A few months ago, Robert Lee Holtz wrote an article in the Science Journal section of the Wall Street Journal where he discussed how the data deluge is swamping scientists and researchers.
The author addressed the particular issue of how curators store data for current and future access so that other scientists may access the data in order to authenticate and reproduce the discoveries. There is no paper trail, unlike in the past, as collaborations use the entire range of web technologies from Facebook to Twitter and back around again. The software and hardware programs used to run the experiments quickly become obsolete, thus, future scientists will not be able to easily reproduce the experiments. (Reminder for you non-Scientists: the reproducibility of experiments is a basic tenet of the Scientific Method.)
Then there is the sheer scale of the produced data: astrophysicist Alexander Szalay states that more data has been collected in the past year alone than in the entire history of science. That problem is only going to grow worse, as new experiments produce even greater amounts of data. The Large Hadron Collider at CERN is expected to produce “15 million gigabytes of data annually — enough to fill more than 1.7 million DVDs every year”, while the Large Synoptic Survey Telescope will image the sky and regularly record “more than 30,000 gigabytes every night”.
The problem is forcing historians to become scientists, and scientists to become archivists and curators.
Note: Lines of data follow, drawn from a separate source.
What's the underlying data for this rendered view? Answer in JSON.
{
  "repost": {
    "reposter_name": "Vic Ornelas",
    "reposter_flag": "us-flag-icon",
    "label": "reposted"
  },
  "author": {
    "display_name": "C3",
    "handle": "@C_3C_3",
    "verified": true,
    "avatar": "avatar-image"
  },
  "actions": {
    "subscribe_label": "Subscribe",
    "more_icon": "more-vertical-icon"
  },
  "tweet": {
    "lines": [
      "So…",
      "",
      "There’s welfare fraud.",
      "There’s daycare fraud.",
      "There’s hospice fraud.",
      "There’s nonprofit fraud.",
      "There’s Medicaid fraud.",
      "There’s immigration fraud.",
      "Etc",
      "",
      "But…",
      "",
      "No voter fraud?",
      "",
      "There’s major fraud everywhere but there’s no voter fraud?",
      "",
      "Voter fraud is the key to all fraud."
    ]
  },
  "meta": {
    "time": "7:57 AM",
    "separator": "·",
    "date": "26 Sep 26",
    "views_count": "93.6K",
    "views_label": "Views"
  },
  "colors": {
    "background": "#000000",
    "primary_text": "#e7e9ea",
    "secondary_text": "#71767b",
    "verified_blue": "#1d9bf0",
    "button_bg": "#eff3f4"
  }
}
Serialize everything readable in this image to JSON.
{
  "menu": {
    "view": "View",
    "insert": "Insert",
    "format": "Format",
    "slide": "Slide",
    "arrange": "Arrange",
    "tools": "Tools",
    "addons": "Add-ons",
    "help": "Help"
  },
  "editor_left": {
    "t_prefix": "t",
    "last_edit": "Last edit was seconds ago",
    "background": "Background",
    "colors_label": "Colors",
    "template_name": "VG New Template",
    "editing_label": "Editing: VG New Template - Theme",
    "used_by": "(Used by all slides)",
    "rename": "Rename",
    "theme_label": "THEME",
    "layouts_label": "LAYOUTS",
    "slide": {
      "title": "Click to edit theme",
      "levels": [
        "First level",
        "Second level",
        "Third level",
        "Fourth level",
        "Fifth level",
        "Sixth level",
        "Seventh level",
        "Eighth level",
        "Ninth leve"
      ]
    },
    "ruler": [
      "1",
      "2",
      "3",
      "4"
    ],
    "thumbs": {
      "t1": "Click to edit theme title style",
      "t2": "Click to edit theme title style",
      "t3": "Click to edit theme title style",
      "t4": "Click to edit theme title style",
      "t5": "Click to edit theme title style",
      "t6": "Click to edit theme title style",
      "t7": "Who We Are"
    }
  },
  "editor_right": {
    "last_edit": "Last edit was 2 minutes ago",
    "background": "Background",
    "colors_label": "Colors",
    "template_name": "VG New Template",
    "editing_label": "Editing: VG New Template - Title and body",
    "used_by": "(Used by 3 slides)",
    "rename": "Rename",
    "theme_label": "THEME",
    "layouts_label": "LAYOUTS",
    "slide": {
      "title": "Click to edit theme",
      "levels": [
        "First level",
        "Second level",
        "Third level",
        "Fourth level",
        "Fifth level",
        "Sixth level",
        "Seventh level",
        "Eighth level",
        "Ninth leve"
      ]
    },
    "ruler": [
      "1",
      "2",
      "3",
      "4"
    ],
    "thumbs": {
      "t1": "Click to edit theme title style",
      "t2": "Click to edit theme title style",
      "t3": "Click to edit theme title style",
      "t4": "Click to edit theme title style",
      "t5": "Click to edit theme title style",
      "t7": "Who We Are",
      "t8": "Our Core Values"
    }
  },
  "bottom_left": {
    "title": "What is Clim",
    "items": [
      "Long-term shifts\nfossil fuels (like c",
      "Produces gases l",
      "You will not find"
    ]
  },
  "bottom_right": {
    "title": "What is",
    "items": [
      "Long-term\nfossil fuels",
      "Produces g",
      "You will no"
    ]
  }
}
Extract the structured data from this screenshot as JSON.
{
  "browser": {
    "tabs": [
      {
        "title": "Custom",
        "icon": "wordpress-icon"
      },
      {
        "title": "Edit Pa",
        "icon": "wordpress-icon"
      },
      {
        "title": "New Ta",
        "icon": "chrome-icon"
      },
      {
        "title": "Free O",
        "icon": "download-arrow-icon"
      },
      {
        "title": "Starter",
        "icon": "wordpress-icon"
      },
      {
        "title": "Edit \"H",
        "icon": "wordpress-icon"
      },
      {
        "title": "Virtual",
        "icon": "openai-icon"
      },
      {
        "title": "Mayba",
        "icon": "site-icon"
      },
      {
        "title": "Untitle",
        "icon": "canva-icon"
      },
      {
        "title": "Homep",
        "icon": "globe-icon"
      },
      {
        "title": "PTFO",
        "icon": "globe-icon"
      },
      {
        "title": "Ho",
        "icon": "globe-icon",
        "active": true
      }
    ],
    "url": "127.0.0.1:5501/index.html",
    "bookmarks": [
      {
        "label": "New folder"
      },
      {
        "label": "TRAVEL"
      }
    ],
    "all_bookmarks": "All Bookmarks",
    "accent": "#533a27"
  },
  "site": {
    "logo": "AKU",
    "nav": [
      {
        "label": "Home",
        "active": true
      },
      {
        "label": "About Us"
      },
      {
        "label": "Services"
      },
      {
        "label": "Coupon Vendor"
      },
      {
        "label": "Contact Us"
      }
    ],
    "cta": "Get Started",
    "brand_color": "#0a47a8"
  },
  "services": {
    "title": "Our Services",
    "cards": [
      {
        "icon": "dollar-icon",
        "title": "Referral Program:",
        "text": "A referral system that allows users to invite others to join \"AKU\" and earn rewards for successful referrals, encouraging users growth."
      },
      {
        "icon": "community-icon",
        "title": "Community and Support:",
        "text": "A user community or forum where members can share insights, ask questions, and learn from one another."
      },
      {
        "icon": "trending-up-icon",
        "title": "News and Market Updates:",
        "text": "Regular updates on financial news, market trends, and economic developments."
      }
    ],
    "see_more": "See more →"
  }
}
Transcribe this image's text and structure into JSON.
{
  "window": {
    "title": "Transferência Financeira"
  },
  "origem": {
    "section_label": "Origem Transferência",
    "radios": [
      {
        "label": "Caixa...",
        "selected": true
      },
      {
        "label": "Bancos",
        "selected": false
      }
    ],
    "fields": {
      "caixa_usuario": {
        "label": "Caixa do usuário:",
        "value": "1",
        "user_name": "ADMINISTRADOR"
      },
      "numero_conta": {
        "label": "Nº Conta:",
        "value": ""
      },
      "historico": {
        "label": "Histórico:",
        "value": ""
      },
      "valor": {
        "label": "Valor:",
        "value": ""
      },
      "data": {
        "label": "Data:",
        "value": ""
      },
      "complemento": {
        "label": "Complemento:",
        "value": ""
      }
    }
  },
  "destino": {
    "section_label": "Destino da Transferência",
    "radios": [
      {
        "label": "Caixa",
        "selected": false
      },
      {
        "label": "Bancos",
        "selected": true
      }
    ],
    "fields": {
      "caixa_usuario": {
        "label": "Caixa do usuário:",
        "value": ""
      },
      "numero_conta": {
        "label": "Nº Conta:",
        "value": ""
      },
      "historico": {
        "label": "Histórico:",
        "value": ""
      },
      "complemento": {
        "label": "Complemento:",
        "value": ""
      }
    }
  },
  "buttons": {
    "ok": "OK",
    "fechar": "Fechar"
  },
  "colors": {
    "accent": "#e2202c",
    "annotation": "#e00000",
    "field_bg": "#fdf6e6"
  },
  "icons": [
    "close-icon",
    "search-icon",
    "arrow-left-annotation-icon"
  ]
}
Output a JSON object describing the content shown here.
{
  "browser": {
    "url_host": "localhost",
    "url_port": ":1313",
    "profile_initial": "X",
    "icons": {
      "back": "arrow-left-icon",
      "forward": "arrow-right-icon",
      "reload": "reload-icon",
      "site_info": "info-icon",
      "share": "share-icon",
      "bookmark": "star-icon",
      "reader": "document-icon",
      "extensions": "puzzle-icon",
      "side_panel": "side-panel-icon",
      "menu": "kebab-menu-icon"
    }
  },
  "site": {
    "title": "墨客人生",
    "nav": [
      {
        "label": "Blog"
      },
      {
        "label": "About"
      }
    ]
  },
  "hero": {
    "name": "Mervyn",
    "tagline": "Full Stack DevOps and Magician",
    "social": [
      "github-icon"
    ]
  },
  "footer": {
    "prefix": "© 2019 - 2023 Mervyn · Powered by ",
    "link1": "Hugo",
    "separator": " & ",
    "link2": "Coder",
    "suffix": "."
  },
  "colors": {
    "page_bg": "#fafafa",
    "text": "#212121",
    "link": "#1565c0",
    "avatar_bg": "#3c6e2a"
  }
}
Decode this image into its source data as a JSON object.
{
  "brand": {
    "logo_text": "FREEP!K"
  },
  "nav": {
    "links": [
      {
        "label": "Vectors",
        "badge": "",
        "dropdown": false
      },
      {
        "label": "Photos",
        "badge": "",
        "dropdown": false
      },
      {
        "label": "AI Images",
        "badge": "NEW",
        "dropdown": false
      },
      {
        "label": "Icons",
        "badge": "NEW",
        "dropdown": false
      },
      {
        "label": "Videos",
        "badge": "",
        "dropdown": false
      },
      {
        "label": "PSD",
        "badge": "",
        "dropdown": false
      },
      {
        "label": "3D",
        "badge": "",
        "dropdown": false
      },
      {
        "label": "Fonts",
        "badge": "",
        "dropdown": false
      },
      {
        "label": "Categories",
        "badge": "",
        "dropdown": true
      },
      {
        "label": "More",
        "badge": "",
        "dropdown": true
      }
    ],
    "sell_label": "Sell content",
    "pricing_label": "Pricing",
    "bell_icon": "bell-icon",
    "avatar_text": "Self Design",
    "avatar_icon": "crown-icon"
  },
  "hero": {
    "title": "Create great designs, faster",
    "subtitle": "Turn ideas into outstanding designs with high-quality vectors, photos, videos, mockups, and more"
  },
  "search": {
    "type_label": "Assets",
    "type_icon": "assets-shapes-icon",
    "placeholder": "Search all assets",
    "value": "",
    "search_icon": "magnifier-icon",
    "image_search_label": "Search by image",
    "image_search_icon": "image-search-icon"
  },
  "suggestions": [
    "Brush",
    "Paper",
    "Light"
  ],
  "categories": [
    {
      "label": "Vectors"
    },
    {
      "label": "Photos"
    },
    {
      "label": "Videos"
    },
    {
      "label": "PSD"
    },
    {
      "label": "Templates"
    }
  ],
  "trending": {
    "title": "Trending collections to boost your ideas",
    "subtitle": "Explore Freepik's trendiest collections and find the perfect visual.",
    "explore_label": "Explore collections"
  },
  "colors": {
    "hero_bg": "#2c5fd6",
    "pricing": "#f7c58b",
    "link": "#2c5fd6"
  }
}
Currently, there is no solution to the problem. Our ability to generate, capture, and record data far outweighs our ability to preserve it for the indefinite long-term. One part of the problem is media degradation. Most physical storage systems — tape, CD, DVD, flash drive, etc. — last about a decade. Researchers in Japan and California have developed physical media solutions that the former states will allow data to last for centuries and that the latter states will last a billion years (!).
(I’m a bit skeptical of those claims. How does one “prove” in Current Time that one’s physical media will last centuries or for a billion years? Caveat: I have not read the research, so that is a blanket opinion on my part.)
One of the most valuable sections of the article is the reading list. I’ve read several of these reports in their entirety. If the recent cold weather and/or disaster in Haiti has kept you awake at night, these reports might help you get to sleep.
But seriously, there’s some good information in here for those of you who care about data preservation and would like a starting point for research and reflection.
The RAND Corp. says that researchers creating important digital data sets show an alarming lack of concern about preserving them in digital preservation: The uncertain future of saving the past.
The Library of Congress is leading the National Information Infrastructure and Preservation Program. Last year, the library added 80 terabytes of data to its digital archives.
The Blue Ribbon Task Force on Sustainable Digital Preservation and Access is studying ways to cover the long-term cost of access to the ever-growing amount of digital information in the public interest.
At the U.S. National Academies, the board on research data and information is studying Permanent Access to Scientific Data: Preservation and Archiving of Scientific and Technical Data.
The National Geological and Geophysical Data Preservation Program aims to preserve collections of materials and data for future scientific research and educational activities.
The Data Preservation Alliance for the Social Sciences is working to identify and save opinion polls, voting records, large-scale surveys on family growth and income, and many other social science studies.
High-energy physics experiments acquire huge datasets that may not be superseded by new and better measurements for decades or centuries. Researchers recently conferred on Data Preservation and Long-term Analysis in High-Energy Physics.
I was pleased to see the need for data management and curation addressed in the article. Yes, the article is high-level, but it is a short newspaper article aimed at a general audience, not data curators. It should be high-level. I thought it was well-written.
[Thanks, Sarah R.]